According to Raoult's Law, the partial vapor pressure of each component in the solution can be calculated as follows:

  • Partial pressure of benzene (PB) = XB × PB0
  • Partial pressure of toluene (PT) = XT × PT0

Where:

  • XB and XT are the mole fractions of benzene and toluene, respectively.
  • PB0 and PT0 are the vapor pressures of pure benzene and toluene at 20 degrees Celsius.

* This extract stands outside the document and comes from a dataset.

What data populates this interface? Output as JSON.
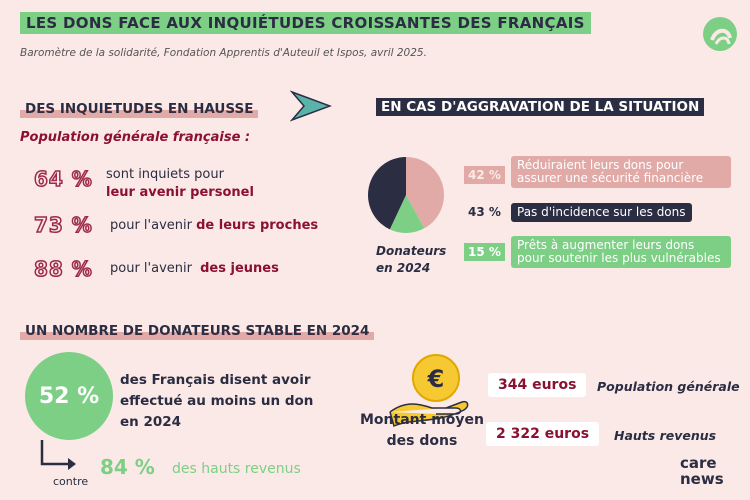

Finding Vapor Pressures of Pure Components

To find the vapor pressures of pure benzene and toluene, we can use the ideal gas law and the molar volumes we calculated:

  • PB0 = (RT) / VB = (0.0821 L·atm/(K·mol) × 293 K) / (244.75 L/mol) ≈ 0.101 atm ≈ 76 torr
  • PT0 = (RT) / VT = (0.0821 L·atm/(K·mol) × 293 K) / (819.52 L/mol) ≈ 0.024 atm ≈ 18 torr

Setting Up the Equation

Now we can set up the equation for the total vapor pressure:

Ptotal = PB + PT = 46 torr

Substituting the expressions for partial pressures:

XB × 76 torr + XT × 18 torr = 46 torr

Since XB + XT = 1, we can express XT as (1 - XB):

XB × 76 + (1 - XB) × 18 = 46

Solving for Mole Fraction

Now, let's solve for XB:

76XB + 18 - 18XB = 46

58XB = 28

XB = 28 / 58 ≈ 0.483

Final Result

The mole fraction of benzene in the vapor above the solution is approximately 0.483. This means that about 48.3% of the vapor consists of benzene molecules at 20 degrees Celsius.